– C’est lui, c’est bien lui ! disait-il. Voici même le bouton qui m’a poussé hier sur le côté gauche.
Et le major faillit rire de ravissement.
Mais rien n’est durable dans ce monde, et c’est pourquoi la joie est moins vive dans l’instant qui suit le premier, s’atténue encore dans le troisième, et finit par se confondre avec l’état habituel de notre âme, comme le cercle que la chute d’un caillou a formé sur la surface de l’eau finit par se confondre avec cette surface. Kovaliov se mit à réfléchir, comprenant bien que l’affaire n’était pas encore terminée : le nez était retrouvé, mais il fallait encore le recoller, le remettre à sa place.

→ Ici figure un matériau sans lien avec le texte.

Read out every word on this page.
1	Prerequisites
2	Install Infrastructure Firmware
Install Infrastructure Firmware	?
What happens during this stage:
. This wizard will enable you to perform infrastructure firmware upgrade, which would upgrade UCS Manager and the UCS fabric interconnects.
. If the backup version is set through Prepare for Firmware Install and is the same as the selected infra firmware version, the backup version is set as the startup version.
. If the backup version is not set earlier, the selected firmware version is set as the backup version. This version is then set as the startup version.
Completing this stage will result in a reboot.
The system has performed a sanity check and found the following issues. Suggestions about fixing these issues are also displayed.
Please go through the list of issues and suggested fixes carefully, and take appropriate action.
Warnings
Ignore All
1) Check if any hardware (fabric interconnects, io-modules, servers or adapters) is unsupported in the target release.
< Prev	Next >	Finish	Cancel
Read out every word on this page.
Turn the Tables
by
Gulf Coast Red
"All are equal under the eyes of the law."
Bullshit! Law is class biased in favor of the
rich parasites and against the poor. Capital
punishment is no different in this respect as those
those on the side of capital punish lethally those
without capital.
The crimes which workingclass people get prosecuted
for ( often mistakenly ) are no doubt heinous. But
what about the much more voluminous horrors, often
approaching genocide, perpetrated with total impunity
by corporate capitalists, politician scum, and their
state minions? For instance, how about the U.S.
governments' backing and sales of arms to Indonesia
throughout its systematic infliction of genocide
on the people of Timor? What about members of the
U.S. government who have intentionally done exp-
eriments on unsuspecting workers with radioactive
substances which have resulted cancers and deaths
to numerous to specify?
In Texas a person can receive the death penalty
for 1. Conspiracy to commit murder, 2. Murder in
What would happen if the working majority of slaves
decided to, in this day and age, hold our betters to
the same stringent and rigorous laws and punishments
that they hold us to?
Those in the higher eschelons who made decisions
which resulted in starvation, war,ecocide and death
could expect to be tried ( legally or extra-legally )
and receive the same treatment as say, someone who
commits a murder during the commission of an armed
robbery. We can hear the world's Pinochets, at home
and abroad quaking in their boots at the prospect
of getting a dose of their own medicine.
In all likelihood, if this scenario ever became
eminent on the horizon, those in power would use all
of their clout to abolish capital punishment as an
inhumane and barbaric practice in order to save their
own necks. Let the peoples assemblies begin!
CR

– Et s’il ne se recollait pas ?
À cette question qu’il se posait à lui-même, Kovaliov pâlit.
Avec un sentiment d’indicible frayeur, il s’élança vers la table et se plaça devant la glace afin de ne pas reposer le nez de travers. Ses mains tremblaient.
Avec toutes sortes de précautions, il l’appliqua à l’endroit qu’il occupait antérieurement. Horreur ! le nez n’adhérait pas !… Il le porta à sa bouche, le réchauffa légèrement avec son haleine et de nouveau le plaça sur l’espace uni qui se trouvait entre les deux joues ; mais le nez ne tenait pas.
– Voyons, va donc, imbécile ! lui disait-il.
Mais le nez semblait être de bois, et retombait sur la table avec un bruit étrange, comme si c’eût été un bouchon. La face du major se convulsa.
– Est-il possible qu’il n’adhère pas ? se disait-il, plein de frayeur.